Sgt. O’Brien’s daily assignment is patrol, but certain incidents immediately place her in another role. “Baby deaths, severe child abuse, domestic violence, homicides.”

As a leader of the department’s Peer Support Team, she appears at the scene as an empathetic ear for a fellow officer who may have seen more than he or she can shrug off.

Ryan Simpson is a veteran officer who left the service with post traumatic stress after being involved in a pair of fatal shootings. Finding help, he also found a new calling, helping others recover. He’s the Sheriff’s new staff mental health counselor, a position created earlier this year in the wake of a pair of officer suicides.

They’ve seen and experienced the emotional toll this job has always had, and, they say, the last year--the pandemic, the fallout from the George Floyd death has made matters much worse.
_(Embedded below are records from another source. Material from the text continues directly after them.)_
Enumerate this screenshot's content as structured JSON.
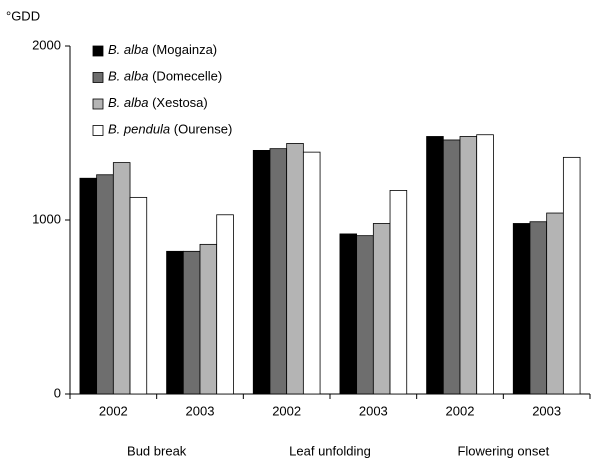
{
  "chart_data": {
    "type": "bar",
    "y_label": "°GDD",
    "categories": [
      "2002",
      "2003",
      "2002",
      "2003",
      "2002",
      "2003"
    ],
    "groups": [
      "Bud break",
      "Leaf unfolding",
      "Flowering onset"
    ],
    "series": [
      {
        "name": "B. alba (Mogainza)",
        "color": "#000000",
        "values": [
          1240,
          820,
          1400,
          920,
          1480,
          980
        ]
      },
      {
        "name": "B. alba (Domecelle)",
        "color": "#6e6e6e",
        "values": [
          1260,
          820,
          1410,
          910,
          1460,
          990
        ]
      },
      {
        "name": "B. alba (Xestosa)",
        "color": "#b4b4b4",
        "values": [
          1330,
          860,
          1440,
          980,
          1480,
          1040
        ]
      },
      {
        "name": "B. pendula (Ourense)",
        "color": "#ffffff",
        "values": [
          1130,
          1030,
          1390,
          1170,
          1490,
          1360
        ]
      }
    ],
    "ylim": [
      0,
      2000
    ],
    "yticks": [
      0,
      1000,
      2000
    ],
    "grid": false,
    "legend": "top-left"
  }
}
“You’re having all those same experiences while being demonized,” says Simpson. “I believe the compound effect of that is just, it’s unbelievable. A lot of times when I talk with officers, that’s the heartbreak.”

“We’ve been spit on,” says O’Brien. “We’ve been punched. People will attack us just for wearing this uniform.”

O’Brien says the current climate has even affected family relations. “I’ve lost some family members,” she says, meaning they no longer associate with her because she’s in law enforcement.

Discouraged, it’s led some officers to retire early, turn to substance abuse, even--as we’ve seen--suicide.

The way forward? It may be programs like Ryan Simpson is now leading. He’s convinced the officer suffering from untreated PTSD may be the next abusive encounter waiting to happen.

“With that build up you’re getting overreaction. You’re getting some responses in the street that may not be the best way to go about business.”

In any case the goal should be clear, says O”Brien, even if the path leading there is still difficult and uncertain.

”I just hope our community learns to start loving each other again and being sweet to each other because the animosity, the hate and just the blatant disrespect is just sad to me, very sad.”